We were also aware of a bug report (PXB-1877) on the public bugtracker of Percona that described our exact problem. In this bug we also actively contributed and commented. In late December 2021 the bug was kicked up once more and, as you can read in the bug report, the same results were shared there as well. In mid February it was kicked up again by the same person as he was having similar issues as we had: high cost and failed backups.
This time Marcelo Altmann responded once again that the –read-buffer-size could be used to control this. We responded we already tried that, but failed to see any result. But this time Marcelo asked us to share the full command. When we shared it he noticed we were using encryption via xtrabackup as well and told us to also set the –encrypt-chunk-size to the same size as –read-buffer-size. This fixed our issue and we’re happy ever after!
What probably caused the problem in the first place is that xtrabackup also pipes the stream through the xbcrypt binary. This then messes up the file size set in the –read-buffer-size. We implemented the change from external encryption to internal some time before streaming backups to a bucket. Also this behavior is not documented anywhere by Percona.
We now run a file size of 200MB each and this means we have a reduction of 20 times. Now all of a sudden Google finds showing file number estimates in our buckets a lot easier to do. We also definitely see a big improvement on large database clusters: backup duration dropped from 18,000 seconds to 13,000 seconds.
I do have to add that on small database clusters (smaller than 1TB) we do see increased backup duration. The example below shows this and this is about 10 minutes on a 18 minute backup.
We can’t see the improvement on cost effectiveness yet as our buckets are inside a shared project.
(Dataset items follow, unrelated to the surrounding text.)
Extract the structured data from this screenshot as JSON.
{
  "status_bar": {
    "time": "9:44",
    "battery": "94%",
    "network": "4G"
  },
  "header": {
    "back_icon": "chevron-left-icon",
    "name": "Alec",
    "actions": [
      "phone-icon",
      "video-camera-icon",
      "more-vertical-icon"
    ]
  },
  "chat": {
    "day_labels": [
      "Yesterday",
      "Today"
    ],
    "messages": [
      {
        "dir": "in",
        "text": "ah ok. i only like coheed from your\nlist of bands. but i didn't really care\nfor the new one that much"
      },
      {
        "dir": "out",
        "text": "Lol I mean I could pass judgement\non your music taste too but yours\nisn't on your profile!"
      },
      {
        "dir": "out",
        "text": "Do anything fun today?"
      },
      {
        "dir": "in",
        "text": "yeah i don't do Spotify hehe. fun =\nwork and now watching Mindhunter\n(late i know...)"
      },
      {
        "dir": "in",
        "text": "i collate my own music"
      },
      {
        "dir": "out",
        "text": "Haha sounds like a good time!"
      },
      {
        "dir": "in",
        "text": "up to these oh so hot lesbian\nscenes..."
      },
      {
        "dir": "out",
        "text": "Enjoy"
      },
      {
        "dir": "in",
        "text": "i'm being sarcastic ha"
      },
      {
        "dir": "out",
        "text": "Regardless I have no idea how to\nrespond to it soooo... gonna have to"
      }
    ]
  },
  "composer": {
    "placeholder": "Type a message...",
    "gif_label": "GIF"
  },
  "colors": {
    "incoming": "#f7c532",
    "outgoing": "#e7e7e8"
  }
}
However as we have achieved a reduction of 20, we expect the cost for bucket operations to become negligible compared to the storage costs.
What surprised us most were numerous claims that there wouldn’t be any benefit from increasing the file size. Perhaps the tests conducted by Percona were performed on hosts within the range between 100GB and 2TB of data. In this range you can probably see there is no real benefit from increasing these buffers, especially not to very large sizes.
One word of caution: don’t increase these two buffers too much. We toyed with various sizes and when we reached 1GB, it caused the xtrabackup chain to try to allocate an extra 2GB of memory for the buffers. Naturally the OOM killer dropped by to say hi. Not recommendable.